Re: [PATCH 5/7] thermal: intel: hfi: Enable notification interrupt
From: Srinivas Pandruvada
Date: Tue Nov 09 2021 - 07:54:21 EST
On Tue, 2021-11-09 at 09:48 +0100, Peter Zijlstra wrote:
> On Mon, Nov 08, 2021 at 06:26:13PM -0800, Ricardo Neri wrote:
> > On Mon, Nov 08, 2021 at 10:07:40AM +0100, Peter Zijlstra wrote:
> > > On Fri, Nov 05, 2021 at 06:33:10PM -0700, Ricardo Neri wrote:
>
> > > > +static void hfi_update_work_fn(struct work_struct *work)
> > > > +{
> > > > + struct hfi_instance *hfi_instance;
> > > > +
> > > > + hfi_instance = container_of(to_delayed_work(work),
> > > > struct hfi_instance,
> > > > + update_work);
> > > > + if (!hfi_instance)
> > > > + return;
> > > > +
> > > > + /* TODO: Consume update here. */
> > >
> > > // this here uses ->event_lock to serialize against the
> > > // interrupt below changing the data...
> >
> > Anyone reading the HFI table would need to take ->event_lock.
>
> Right.. that implies ->event_lock can be taken while there is no
> interrupt active, which then necessitates the additional lock.
>
Correct.
With the raw_spin_trylock() optimization, we will need additional lock.
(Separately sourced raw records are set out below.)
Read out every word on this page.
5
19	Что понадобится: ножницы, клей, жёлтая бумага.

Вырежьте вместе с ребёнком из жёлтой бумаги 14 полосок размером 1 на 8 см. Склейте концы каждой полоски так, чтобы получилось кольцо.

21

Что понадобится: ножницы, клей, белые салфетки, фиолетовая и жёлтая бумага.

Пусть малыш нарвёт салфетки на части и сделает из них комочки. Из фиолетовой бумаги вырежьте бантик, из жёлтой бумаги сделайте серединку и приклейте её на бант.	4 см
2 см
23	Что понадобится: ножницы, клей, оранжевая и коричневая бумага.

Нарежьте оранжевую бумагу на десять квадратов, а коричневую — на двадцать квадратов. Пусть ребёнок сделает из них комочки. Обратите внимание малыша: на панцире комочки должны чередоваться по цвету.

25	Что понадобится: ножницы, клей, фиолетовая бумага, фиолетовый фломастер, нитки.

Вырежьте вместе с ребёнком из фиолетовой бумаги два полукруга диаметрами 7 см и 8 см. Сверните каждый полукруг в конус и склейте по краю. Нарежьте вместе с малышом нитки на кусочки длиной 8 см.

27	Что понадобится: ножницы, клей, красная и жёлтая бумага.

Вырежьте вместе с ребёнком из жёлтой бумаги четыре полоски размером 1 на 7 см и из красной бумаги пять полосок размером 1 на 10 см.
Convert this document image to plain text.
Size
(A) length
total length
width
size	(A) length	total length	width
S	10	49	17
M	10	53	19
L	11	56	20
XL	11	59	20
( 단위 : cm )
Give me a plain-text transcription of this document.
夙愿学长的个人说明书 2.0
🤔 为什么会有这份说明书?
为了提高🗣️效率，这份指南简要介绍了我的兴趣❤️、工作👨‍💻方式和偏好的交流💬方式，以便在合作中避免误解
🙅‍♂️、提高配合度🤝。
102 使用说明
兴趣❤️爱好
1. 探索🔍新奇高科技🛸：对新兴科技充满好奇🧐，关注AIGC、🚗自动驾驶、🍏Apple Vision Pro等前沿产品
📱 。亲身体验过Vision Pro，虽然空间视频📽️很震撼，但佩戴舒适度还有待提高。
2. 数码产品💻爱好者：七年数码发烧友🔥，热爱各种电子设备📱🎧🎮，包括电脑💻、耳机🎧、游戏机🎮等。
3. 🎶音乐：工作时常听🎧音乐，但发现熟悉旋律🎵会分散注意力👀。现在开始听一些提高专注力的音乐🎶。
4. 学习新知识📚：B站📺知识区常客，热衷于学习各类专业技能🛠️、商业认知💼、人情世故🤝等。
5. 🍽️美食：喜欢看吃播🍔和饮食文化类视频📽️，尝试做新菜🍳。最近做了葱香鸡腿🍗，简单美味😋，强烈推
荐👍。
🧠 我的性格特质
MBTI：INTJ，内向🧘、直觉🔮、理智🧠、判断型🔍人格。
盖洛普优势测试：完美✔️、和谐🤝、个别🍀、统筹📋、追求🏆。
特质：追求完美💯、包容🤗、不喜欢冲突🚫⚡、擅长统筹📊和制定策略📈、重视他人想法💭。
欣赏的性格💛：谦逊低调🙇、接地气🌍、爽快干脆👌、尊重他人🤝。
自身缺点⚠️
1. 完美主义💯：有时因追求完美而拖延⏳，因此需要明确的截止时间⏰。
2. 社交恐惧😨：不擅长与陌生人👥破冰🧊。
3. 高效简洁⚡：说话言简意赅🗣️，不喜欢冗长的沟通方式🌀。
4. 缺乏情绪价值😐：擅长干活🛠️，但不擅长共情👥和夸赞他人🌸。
So need another lock to protect hfi_instance->table_base.
> > > > +}
> > > > +
> > > > +void intel_hfi_process_event(__u64 pkg_therm_status_msr_val)
> > > > +{
> > > > + struct hfi_instance *hfi_instance;
> > > > + int cpu = smp_processor_id();
> > > > + struct hfi_cpu_info *info;
> > > > + unsigned long flags;
> > > > + u64 timestamp;
> > > > +
> > > > + if (!pkg_therm_status_msr_val)
> > > > + return;
> > > > +
> > > > + info = &per_cpu(hfi_cpu_info, cpu);
> > > > + if (!info)
> > > > + return;
> > > >
[...]
> > > > + memcpy(hfi_instance->table_base, hfi_instance-
> > > > >hw_table,
> > > > + hfi_features.nr_table_pages << PAGE_SHIFT);
>
> I think we actually need to release ->interrupt_lock here, *before*
> the
> WRMSR that ACKs the HFI update. Because I think the moment that WRMSR
> goes through we can get another interrupt, and that *must* not find
> ->interrupt_lock taken, otherwise it will not process the update
> etc..
> leading to lost interrupts.
Correct.
Once we use raw_spin_trylock() change suggested above, then we need to
release lock here.
Thanks,
Srinivas
>
> > > > + /*
> > > > + * Let hardware and other CPUs know that we are done
> > > > reading the HFI
> > > > + * table and it is free to update it again.
> > > > + */
> > > > + pkg_therm_status_msr_val &= THERM_STATUS_CLEAR_PKG_MASK
> > > > &
> > > > +
> > > > ~PACKAGE_THERM_STATUS_HFI_UPDATED;
> > > > + wrmsrl(MSR_IA32_PACKAGE_THERM_STATUS,
> > > > pkg_therm_status_msr_val);
> > > > + schedule_delayed_work(&hfi_instance->update_work,
> > > > HFI_UPDATE_INTERVAL);
> > > > +
> > > > +unlock_spinlock:
> > > > + raw_spin_unlock_irqrestore(&hfi_instance->event_lock,
> > > > flags);
> > >
> > > raw_spin_unlock(&hfi_instance->interrupt_lock);
> >
> > ... and here we release both locks.
>
> See above.